Will a pullback in $25 trillion global AI trade help Sensex shed its worst-performing tag?
The $25 trillion global AI trade has been the dazzling marquee act of financial markets, driving tech valuations to stratospheric heights—until recently. Now, with the Bloomberg AI Index slipping about 4% from its peak after a blistering 34% rise in three months, the AI party is showing signs of fatigue. While this pullback might spook some, it could ironically be the reset button Indian equities need to shake off their worst-performing tag.

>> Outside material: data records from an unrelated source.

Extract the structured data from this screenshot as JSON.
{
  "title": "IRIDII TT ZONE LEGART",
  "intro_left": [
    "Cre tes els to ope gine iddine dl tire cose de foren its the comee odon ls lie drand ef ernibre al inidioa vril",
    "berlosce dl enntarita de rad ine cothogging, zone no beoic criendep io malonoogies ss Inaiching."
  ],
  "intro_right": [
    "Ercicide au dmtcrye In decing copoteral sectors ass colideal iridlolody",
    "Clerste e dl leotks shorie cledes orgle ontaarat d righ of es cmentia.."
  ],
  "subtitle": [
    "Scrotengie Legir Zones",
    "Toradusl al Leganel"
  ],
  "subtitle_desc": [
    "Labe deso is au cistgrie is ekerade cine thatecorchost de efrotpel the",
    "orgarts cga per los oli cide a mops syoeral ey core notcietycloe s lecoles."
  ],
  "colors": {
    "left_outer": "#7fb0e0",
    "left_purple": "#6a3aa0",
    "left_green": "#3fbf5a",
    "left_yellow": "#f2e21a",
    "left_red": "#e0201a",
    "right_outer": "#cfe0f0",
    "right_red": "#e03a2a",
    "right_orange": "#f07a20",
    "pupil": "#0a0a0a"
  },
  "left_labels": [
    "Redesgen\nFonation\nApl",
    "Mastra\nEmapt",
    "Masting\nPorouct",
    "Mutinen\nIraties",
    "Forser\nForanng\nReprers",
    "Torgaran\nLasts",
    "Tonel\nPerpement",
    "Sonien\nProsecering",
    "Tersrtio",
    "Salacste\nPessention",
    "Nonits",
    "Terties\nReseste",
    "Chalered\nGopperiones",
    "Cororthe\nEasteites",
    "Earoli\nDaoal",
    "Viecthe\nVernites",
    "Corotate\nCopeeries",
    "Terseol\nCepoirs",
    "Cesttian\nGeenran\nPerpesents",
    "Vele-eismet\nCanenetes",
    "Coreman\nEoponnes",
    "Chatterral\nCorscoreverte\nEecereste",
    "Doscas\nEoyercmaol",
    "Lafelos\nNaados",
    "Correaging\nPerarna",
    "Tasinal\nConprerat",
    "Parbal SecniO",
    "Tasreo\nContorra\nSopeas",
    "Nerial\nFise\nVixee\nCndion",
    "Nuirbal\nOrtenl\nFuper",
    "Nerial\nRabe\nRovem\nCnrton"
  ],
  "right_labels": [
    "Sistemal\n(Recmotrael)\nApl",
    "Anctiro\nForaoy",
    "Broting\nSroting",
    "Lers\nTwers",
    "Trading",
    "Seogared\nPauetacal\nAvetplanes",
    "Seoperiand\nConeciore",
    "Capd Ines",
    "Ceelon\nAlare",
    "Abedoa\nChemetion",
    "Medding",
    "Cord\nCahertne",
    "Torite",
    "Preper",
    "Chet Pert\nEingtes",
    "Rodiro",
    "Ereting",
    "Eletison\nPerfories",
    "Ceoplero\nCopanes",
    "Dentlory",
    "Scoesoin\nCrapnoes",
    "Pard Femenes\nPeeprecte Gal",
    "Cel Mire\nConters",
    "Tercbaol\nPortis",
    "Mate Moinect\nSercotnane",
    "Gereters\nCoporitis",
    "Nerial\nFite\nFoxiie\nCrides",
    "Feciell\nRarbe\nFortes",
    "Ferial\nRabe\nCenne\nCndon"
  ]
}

In a world obsessed with AI winners like the US and China, India’s market, less embedded in the AI boom and more weighted in traditional sectors, stands poised for a strategic relief rally if global risk appetites shift back to emerging markets.
Contextually, AI’s impact on global markets is massive and growing, with leading tech giants investing hundreds of billions and AI-related VC deals dominating transaction activity in 2025. However, India’s stock indices, such as the MSCI India Index, have lagged partly because India’s economy is currently underrepresented in the pure AI value chain compared to other major AI hubs. Analysts expect Indian corporate earnings to grow by 10% in FY26 and 17% in FY27, driven by sectors like financials, infrastructure, and consumption. If global investors cool on AI valuations, capital might rotate into markets like India, boosting the Sensex and helping it shed its laggard status in the global equity landscape.